Overall, however, apart from one significant issue in the treble, I find the Diana Phi’s frequency response to be quite pleasant. It has a somewhat warm kind of sound to it with a bit of that forward mid presence over the lower treble with good bass extension. It’s really just the somewhat steely and unnatural shimmering quality around 10khz that needs adjustment, but once that's done this is a wonderful sounding headphone.


For anyone not willing to EQ, I recommend using the Diana Phi from a warmer source to help curb that treble shimmer, however for anyone looking to get into EQ, I highly recommend doing it with this headphone. The main (and potentially only) area to adjust is to add a 10khz peak filter with a Q value of around 5 or higher, and reduce it by about 6.5 dB. Keep in mind, this should be done by ear, and not by the frequency response you see because it will change depending on how it’s positioned on the head.
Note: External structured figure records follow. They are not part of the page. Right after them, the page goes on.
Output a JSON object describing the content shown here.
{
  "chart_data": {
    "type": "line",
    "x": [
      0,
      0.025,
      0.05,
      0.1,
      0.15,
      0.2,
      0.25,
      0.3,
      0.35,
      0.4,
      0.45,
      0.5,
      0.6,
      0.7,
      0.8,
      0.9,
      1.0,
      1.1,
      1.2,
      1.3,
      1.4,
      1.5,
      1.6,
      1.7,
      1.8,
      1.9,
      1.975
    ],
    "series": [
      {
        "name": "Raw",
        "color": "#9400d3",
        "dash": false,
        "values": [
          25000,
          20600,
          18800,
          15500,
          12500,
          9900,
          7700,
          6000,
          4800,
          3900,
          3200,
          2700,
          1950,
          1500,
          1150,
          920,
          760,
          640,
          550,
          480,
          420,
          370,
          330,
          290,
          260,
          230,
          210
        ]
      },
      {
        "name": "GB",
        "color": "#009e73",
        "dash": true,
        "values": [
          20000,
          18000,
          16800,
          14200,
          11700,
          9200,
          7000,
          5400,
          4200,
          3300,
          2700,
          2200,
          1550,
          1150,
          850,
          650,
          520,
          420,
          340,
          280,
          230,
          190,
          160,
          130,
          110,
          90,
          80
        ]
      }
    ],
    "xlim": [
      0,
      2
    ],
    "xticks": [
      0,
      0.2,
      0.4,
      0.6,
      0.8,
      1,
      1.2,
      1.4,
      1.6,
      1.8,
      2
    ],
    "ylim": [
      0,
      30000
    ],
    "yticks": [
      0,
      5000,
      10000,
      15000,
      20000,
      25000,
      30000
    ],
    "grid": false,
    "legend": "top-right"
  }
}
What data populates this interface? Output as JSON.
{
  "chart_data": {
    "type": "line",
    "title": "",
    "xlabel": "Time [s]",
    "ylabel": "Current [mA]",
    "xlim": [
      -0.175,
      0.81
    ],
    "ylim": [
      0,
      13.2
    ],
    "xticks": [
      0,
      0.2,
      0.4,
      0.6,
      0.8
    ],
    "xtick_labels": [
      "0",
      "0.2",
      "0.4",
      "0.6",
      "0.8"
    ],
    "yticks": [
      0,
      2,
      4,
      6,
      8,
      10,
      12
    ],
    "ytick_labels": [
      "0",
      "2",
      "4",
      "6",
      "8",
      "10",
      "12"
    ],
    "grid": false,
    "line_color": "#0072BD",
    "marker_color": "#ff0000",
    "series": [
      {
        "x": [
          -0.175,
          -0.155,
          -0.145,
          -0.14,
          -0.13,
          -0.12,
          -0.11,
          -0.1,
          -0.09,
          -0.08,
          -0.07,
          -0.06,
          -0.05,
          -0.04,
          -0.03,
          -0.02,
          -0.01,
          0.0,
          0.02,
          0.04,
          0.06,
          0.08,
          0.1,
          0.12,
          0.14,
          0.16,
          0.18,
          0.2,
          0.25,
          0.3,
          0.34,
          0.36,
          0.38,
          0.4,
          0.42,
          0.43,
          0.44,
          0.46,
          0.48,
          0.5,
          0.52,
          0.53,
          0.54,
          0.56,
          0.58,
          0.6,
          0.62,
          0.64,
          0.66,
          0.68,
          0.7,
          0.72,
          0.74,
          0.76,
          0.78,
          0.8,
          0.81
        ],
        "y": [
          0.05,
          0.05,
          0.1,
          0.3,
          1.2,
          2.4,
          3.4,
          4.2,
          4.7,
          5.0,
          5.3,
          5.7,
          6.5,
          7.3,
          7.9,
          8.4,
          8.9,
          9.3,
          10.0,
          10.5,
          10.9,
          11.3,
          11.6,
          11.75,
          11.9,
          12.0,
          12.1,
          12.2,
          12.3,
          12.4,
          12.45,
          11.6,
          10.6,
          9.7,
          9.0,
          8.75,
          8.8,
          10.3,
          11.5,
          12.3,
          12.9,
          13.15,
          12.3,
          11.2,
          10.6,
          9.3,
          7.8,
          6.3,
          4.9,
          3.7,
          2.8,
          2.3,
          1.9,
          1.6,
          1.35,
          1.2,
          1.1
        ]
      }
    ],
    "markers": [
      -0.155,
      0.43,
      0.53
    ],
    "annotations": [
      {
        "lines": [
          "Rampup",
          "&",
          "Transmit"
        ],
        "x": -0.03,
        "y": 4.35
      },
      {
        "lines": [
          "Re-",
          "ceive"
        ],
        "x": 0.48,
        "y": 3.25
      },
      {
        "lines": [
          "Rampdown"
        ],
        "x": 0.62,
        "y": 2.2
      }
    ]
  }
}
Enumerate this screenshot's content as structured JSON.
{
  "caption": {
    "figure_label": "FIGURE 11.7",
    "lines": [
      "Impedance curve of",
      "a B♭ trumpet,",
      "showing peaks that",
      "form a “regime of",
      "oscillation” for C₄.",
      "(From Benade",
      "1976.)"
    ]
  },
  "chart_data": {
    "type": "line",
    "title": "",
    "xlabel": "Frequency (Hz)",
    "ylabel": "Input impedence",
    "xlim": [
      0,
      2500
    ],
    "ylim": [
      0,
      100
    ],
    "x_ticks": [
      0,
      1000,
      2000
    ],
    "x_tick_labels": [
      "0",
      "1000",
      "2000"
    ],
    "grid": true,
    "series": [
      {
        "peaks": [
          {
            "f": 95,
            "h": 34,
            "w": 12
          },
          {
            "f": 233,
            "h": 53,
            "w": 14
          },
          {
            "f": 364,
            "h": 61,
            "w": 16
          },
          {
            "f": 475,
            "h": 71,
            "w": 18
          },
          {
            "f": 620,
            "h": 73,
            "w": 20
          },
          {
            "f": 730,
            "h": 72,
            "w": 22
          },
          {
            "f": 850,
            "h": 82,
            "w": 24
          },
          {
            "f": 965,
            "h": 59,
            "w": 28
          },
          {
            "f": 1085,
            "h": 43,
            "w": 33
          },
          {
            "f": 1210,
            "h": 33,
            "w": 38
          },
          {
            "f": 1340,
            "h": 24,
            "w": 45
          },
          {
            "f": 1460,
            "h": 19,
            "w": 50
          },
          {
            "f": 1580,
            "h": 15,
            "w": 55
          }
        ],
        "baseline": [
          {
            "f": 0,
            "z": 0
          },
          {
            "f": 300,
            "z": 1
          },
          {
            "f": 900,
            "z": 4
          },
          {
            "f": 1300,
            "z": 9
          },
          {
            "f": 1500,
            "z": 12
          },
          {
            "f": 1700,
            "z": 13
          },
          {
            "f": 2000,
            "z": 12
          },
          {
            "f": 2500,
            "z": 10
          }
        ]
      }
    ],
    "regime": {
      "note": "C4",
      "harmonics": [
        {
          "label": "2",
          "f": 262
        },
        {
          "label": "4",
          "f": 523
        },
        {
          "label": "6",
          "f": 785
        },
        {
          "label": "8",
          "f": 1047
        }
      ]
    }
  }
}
With that said, here is my EQ profile that also evens out the mids a bit:


Focal Utopia ($4000)

Compared to the Focal Utopia, I find the Diana Phi has slightly better detail retrieval with a bit better lateral definition and forward presence, but the Utopia has a more agreeable frequency response and tonal balance and has slightly better dynamics. The Diana Phi is also quite a bit lighter and more comfortable for long listening sessions when using the DMS pad mod.

HiFiMAn Susvara ($6000)

In my mind the Diana Phi after EQ is a direct competitor to the HiFiMAN Susvara. This is because these are the only two headphones in this top tier flagship crazy detail category of headphones (apart from maybe the HE1000se) that are actually comfortable to wear for longer periods of time. I find the Susvara has better tonal balance, better soundstage, and better detail for bass and treble, while the Abyss Diana Phi has very similar midrange detail, is lighter (more comfortable with DMS pads), and will likely last longer - although I haven’t seen any failure rates for either. In my mind the Susvara is worth the extra $2000 if you’re not comfortable doing EQ, but if you are okay with it or finding some way of adjusting 10khz on the Diana Phi, then it becomes a solid competitor.

Audeze LCD-4 ($4000)

I find the LCD-4 to have better bass detail and slam, but the mids are about on par with the Diana Phi. The LCD-4 may be better extended in the bass, but it also sits a bit lower than the Harman shelf, whereas with the Diana Phi I found that some positions actually elevated the bass quite a bit. The LCD-4 has really good treble detail as well, and I think somewhat cleaner sounding than the Diana Phi, but the LCD-4’s tonal balance issues aren’t as granular as they are on the Diana Phi as well, so maybe that’s where some of the difference comes from. As much as the LCD-4 is a very impressive headphone, the weight of it is a bit too much for me to handle, and so I would happily take the Diana Phi over the LCD-4, since both do need some EQ in my opinion.


The Abyss Diana Phi with DMS pad mod is a headphone like no other. Yes it has some tonal balance issues and that unnatural ‘shimmering’ issue that needs some EQ, but if you’re comfortable doing EQ, or maybe you have a warmer source to use it with that curbs some of the treble resonances, the Diana Phi gets my recommendation. This is the first truly lightweight and compact planar magnetic headphone that achieves top tier level technicalities and it should be celebrated for that reason alone. This has been one of the most fun headphones I’ve ever had the pleasure of spending time with, and if anyone is considering getting a Diana Phi, I highly recommend asking for the DMS pad mod as well.